I have a serious question. I'm not trying to start a flamewar or to incite any violence--but here goes.
Is it ever ethical to ignore the presence of a robots.txt file on a website? These are some of the considerations I've got in mind:
1.) If someone puts a web site up they're expecting some visits. Granted, web crawlers are using bandwidth without clicking on ads that may support the site but the site owner is putting their site on the web, right, so how reasonable is it for them to expect that they'll never get visited by a bot?
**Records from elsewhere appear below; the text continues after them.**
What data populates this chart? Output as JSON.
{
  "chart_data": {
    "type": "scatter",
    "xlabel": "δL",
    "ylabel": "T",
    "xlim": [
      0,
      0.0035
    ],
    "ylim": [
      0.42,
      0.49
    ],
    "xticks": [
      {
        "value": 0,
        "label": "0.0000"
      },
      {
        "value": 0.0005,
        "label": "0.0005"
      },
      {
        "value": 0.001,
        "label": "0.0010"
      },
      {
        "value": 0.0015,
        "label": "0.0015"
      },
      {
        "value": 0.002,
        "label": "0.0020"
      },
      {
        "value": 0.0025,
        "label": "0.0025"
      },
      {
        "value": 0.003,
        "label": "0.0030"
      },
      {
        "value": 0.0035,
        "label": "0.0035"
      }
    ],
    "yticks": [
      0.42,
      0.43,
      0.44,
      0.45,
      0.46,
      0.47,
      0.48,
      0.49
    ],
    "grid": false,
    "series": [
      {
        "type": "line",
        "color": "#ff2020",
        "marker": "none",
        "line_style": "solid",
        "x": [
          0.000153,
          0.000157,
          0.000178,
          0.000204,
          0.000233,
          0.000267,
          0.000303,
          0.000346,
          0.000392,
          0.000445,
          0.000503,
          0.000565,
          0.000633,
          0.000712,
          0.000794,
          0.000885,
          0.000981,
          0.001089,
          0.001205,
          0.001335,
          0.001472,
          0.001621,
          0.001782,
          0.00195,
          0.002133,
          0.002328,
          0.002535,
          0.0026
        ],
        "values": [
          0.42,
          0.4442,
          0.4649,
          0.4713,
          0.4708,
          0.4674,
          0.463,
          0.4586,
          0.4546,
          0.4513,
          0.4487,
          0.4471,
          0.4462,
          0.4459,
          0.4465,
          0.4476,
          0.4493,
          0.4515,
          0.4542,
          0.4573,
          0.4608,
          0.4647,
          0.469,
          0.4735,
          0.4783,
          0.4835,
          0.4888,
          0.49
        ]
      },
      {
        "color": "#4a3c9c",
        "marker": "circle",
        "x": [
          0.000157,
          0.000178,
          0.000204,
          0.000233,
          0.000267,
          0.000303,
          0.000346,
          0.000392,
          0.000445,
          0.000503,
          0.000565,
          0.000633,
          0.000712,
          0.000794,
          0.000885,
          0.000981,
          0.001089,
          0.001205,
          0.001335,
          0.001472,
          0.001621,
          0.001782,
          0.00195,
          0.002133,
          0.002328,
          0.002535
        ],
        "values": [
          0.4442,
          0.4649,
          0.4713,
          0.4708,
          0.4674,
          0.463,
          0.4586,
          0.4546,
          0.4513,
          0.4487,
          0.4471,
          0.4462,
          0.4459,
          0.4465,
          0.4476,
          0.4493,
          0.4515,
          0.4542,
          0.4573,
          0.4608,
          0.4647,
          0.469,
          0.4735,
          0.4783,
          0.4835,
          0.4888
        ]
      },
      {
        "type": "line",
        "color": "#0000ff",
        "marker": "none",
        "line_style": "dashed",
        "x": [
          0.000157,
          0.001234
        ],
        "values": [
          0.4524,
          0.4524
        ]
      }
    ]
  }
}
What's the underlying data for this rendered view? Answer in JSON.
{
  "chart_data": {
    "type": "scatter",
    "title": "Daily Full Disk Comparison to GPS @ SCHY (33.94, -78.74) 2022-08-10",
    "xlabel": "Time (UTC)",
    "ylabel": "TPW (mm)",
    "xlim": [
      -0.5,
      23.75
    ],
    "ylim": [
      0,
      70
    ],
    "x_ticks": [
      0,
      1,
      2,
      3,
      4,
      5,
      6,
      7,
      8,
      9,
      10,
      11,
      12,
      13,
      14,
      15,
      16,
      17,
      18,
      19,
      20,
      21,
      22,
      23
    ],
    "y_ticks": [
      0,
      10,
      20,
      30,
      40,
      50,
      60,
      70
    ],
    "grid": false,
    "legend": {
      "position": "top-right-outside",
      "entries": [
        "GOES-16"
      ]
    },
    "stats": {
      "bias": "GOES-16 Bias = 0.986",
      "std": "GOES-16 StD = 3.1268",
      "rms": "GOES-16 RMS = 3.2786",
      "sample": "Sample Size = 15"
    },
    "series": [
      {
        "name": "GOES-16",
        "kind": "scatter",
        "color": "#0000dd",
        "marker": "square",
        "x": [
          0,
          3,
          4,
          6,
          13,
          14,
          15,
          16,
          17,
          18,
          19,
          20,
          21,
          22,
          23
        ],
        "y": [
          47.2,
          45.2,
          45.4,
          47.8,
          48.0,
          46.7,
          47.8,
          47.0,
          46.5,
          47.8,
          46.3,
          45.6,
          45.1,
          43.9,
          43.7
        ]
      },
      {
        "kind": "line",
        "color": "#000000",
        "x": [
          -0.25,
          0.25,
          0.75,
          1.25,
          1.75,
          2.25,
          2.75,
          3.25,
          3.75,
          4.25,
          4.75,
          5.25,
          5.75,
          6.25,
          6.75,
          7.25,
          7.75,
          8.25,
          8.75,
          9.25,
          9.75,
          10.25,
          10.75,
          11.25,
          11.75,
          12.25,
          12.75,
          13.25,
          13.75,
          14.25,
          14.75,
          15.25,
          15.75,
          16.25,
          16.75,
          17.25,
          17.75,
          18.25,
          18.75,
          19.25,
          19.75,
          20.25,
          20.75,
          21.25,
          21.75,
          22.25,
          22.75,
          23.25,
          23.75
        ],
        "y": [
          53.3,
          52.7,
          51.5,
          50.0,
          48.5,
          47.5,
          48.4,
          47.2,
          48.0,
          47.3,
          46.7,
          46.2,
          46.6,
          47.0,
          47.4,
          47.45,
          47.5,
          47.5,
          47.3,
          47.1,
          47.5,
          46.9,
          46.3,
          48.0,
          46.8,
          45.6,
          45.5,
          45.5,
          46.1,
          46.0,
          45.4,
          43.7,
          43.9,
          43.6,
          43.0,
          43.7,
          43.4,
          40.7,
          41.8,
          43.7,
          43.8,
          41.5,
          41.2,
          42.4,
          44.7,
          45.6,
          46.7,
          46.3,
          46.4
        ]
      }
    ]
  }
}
2.) Some sites apparently use a robots.txt exactly in order to keep their site from being crawled by Google or some other utility that might grab prices and therefore allow people to do price comparisons easily. They have private search engines on the site so they obviously want people to be able to search the site; apparently they just don't want people to be able to easily compare their information with other vendors.
As I said, I'm not trying to be argumentative and I'm not trying to start a big argument; I would just like to know if anyone has ever come up with a case where it's ethically permissible to ignore the presence of a robots.txt file? I cannot think of a case where it's permissible to ignore the robots.txt mainly because people (or businesses) are paying money to put up their web sites so they should be able to tell the Googles/Yahoos/Other SE's of the world that they don't want to be on their indices.
To put this discussion in context, I'd like to create a price comparison website and one of the major vendors has a robots.txt that basically prevents anyone from grabbing their prices. I'd like to be able to get their information but, as I said, I can't justify simply ignoring the wishes of the site owner.
I am making this a community wiki question exactly because I believe it might generate some spirited debate. Or maybe not.
I suspect this discussion may belong elsewhere and if it does, just let me know. I have seen some very sharp discussion here and that's why I would like to hear the opinions of developers that follow Stack Overflow.
By the way, there is some discussion of this topic on a Hacker News question but they seem to mainly focus on the legal aspects of this.